Adjusting dinner time could offer a simple way to improve heart and metabolic health, according to fresh research.
Prolonged Overnight Fasting Between 13 and 16 Hours
Researchers at Northwestern Medicine investigated the impact of extending the overnight fasting period by having participants finish meals three hours before bedtime. The study, published in Arteriosclerosis, Thrombosis, and Vascular Biology, suggests aligning eating patterns with the body’s natural sleep-wake cycle may have benefits.

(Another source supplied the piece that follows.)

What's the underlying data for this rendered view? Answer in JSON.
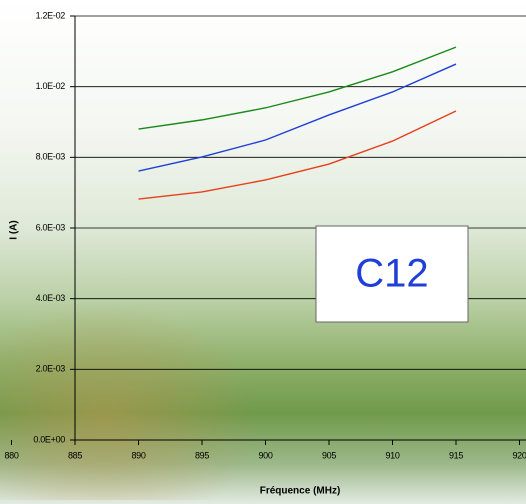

“Adapting our eating schedule to align with our body’s natural rhythms—the circadian rhythm—may improve coordination between the heart, metabolism, and sleep, all of which contribute to cardiovascular health”, said Dr. Daniela Grimaldi, the study’s first author, in a statement.
The research team followed 39 adults between the ages of 36 and 75 who were overweight or obese for 7.5 weeks. Participants were divided into two groups: one group stopped eating three hours before bed, while the control group maintained their usual dinner times. This resulted in fasting windows ranging from 13 to 16 hours for the early-dinner group and 11 to 13 hours for the control group.
After eating, all participants dimmed the lights for three hours before going to bed.
Lower Blood Pressure and Heart Rate
After 7.5 weeks, the group that ate dinner earlier experienced several positive changes, including:
- a 3.5% decrease in nighttime blood pressure;
- a 5% reduction in nighttime heart rate;
- improved daytime blood sugar control, as the pancreas regulated glucose more effectively by releasing sufficient insulin at the appropriate times.
“It’s not just what and how much we eat, but when we eat in relation to sleep that’s crucial for reaping the physiological benefits of food”, explained Dr. Phyllis Zee, the study’s lead author.
These findings build on previous recommendations. In 2024, the French National Agency for Food, Environmental and Occupational Health Safety (Anses) too advised eating dinner early—at least two hours before bedtime—to extend the overnight fasting period, as outlined in their publication. The agency also recommended prioritizing breakfast and reducing calorie intake in the evening.